Overview
This chapter presents hash tables, one of the most practical and widely used data structures for implementing dictionaries (supporting INSERT, SEARCH, and DELETE). While worst-case search time can degrade to Θ(n), hash tables deliver O(1) average-case performance under reasonable assumptions. The chapter progresses from direct-address tables through chaining and open addressing, covers the design of hash functions (division, multiplication, and universal hashing), and concludes with perfect hashing for static key sets.
Key Concepts
- Direct-address tables: When the universe of keys U = {0, 1, ..., m−1} is small, store elements directly in an array
T[0..m−1] indexed by key. All dictionary operations run in O(1) worst-case time. Impractical when |U| is large.
- Hash tables: Map keys from a large universe U into a table of size m using a hash function
h: U → {0, 1, ..., m−1}. The table size m is typically proportional to the number of keys actually stored, not the universe size. Element with key k is stored at slot h(k).
- Collisions: When two distinct keys k₁ ≠ k₂ satisfy
h(k₁) = h(k₂). Collisions are unavoidable when |U| > m (pigeonhole principle).
- Load factor: α = n/m, where n is the number of stored elements and m is the table size. A critical parameter governing performance.
- Simple uniform hashing assumption: Each key is equally likely to hash to any of the m slots, independently of other keys.
- Chaining: Each slot
T[j] holds a linked list of all elements that hash to slot j. Supports all dictionary operations.
- Open addressing: All elements reside within the hash table array itself (no external lists). The hash function produces a probe sequence
⟨h(k,0), h(k,1), ..., h(k,m−1)⟩ that is a permutation of ⟨0, 1, ..., m−1⟩. Load factor α ≤ 1.
- Universal hashing: A family H of hash functions such that for any two distinct keys k, l, at most |H|/m functions in H cause k and l to collide. Choosing h randomly from H defeats adversarial key distributions.

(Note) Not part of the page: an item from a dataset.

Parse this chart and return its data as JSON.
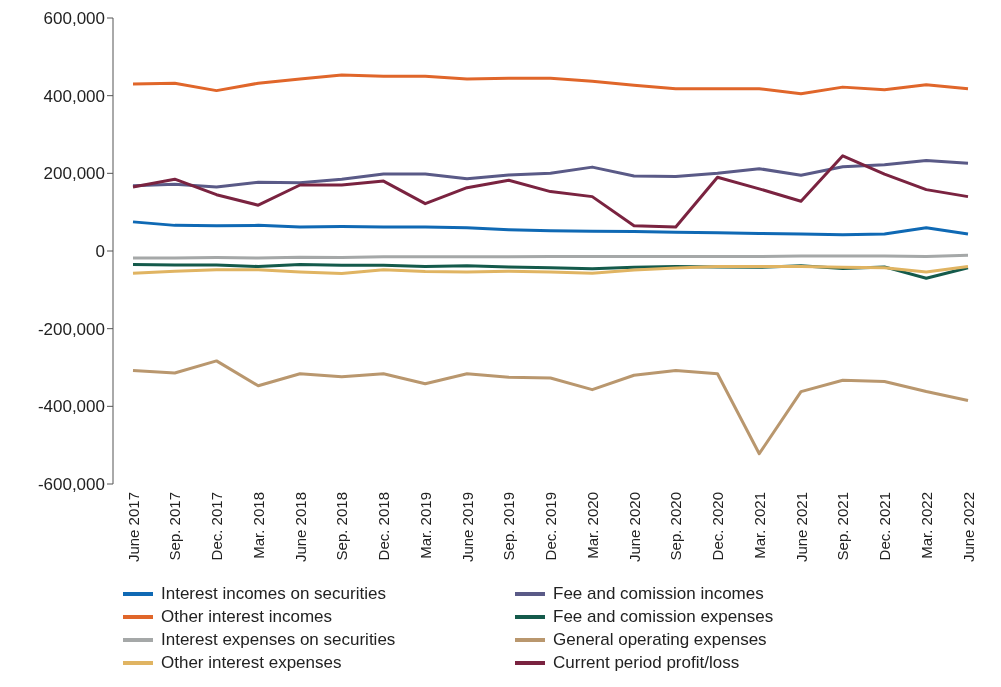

- Perfect hashing: A two-level hashing scheme for static key sets that guarantees O(1) worst-case search time using O(n) total space.
Algorithms and Techniques
Chaining
- CHAINED-HASH-INSERT(T, x): Insert x at the head of list
T[h(x.key)]. Runs in O(1).
- CHAINED-HASH-SEARCH(T, k): Search for key k in list
T[h(k)]. Worst case O(n) but Θ(1 + α) on average.
- CHAINED-HASH-DELETE(T, x): Delete element x from its list. O(1) with doubly linked lists (given a pointer to x).
Open Addressing
- HASH-INSERT(T, k): Probe slots in order
h(k,0), h(k,1), ... until an empty slot is found; store k there. Signals overflow if table is full.
- HASH-SEARCH(T, k): Probe the same sequence used for insertion. Returns the slot index if k is found, or NIL if an empty slot is encountered.